Promptly respond to any 226-J Letter you receive Whether an employer agrees or disagrees with a penalty assessment, they should contact their ACA reporting solution provider, or whomever assisted in generating their forms, immediately for assistance.
If you disagree with the assessment, first review your Form 1094-C and compare the Forms 1095-C for each identified employee to Form 14765, the Employee Premium Tax Credit Listing (you do not need to re-submit corrected Forms 1094-C or 1095-C).
Next, complete, date and sign Form 14764, “ESRP Response” and send it back to the IRS with any supporting documents by the due date written on the letter, with a statement describing why you are disputing the assessment. If you agree with the assessment, simply enclose a check for the amount requested and the process ends.
Once Form 14764 is sent, the IRS will acknowledge the employer’s response to Letter 226-J with Letter 227 which describes what action the employer must take, if any. After responding to Letter 227, or after your conference with the IRS Office of Appeals, you will receive Notice CP 220-J asking you to pay the reassessed penalty. If the numbers are correct and you have yet to pay the penalties, pay the amount requested electronically, or via check. If you continue to disagree with the assessment, consult legal counsel on how to proceed.
Other impacts of the American Rescue Plan for employers and ACA compliance The American Rescue Plan Act also provides for fully subsidized COBRA premiums from April 1 to September 30, 2021. During this five-month time frame, the Act reduces an employee’s COBRA premium to zero in anticipation of a tax credit and reduces an employer’s ACA Penalty B risk.

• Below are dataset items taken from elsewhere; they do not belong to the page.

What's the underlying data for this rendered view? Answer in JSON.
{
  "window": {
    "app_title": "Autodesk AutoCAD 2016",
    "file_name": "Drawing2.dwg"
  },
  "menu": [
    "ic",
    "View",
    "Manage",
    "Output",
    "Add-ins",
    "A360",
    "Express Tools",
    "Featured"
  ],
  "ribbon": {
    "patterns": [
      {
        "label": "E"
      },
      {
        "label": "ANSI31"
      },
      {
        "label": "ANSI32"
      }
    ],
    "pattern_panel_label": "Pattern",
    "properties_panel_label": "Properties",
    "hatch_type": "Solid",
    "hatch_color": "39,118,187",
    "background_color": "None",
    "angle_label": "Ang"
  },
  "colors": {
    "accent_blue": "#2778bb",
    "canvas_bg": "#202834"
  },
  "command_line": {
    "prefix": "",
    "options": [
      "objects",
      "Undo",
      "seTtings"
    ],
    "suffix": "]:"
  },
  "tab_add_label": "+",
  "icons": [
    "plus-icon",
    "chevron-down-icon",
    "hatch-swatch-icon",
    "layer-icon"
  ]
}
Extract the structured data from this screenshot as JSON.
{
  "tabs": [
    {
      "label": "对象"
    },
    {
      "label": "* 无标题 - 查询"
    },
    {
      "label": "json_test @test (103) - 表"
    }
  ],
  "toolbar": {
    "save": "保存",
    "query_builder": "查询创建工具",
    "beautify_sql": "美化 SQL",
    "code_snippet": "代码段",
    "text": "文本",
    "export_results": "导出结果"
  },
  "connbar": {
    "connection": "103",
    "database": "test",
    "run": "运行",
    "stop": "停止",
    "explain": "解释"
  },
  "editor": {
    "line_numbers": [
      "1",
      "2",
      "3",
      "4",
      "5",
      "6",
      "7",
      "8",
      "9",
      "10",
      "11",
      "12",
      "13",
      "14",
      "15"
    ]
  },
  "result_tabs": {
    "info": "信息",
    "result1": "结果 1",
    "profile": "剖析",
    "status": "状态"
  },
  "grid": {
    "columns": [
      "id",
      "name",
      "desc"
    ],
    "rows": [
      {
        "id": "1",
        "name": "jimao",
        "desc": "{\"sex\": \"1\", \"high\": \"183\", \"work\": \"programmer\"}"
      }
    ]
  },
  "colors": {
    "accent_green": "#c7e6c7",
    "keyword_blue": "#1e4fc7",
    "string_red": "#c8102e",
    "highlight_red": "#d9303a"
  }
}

To illustrate: Amidst the pandemic and associated economic implications, it’s been common for employers to reduce an employee’s hours to contain costs. Because the employee is now earning less income, the employer’s offer of a COBRA plan is too expensive for the employee. Instead, the employee purchases coverage on the exchange, where they receive a subsidy. The subsidy then triggers a 226-J Letter to the employer. Under the ACA, the employer-offered COBRA coverage is deemed unaffordable to the employee. The employer is assessed a fine.
Now, under the American Rescue Plan Act, because the employee’s cost for COBRA is zero, the COBRA coverage offer is considered affordable, and the employer is not at risk for Penalty B.
A final word
Staying up to date on ACA employer responsibilities can be challenging. If you’re puzzling over how to avoid inadvertent non-compliance and associated financial penalties, be sure to turn to a trusted health reform technology partner that monitors the changing landscape and provides expertise on how to manage it.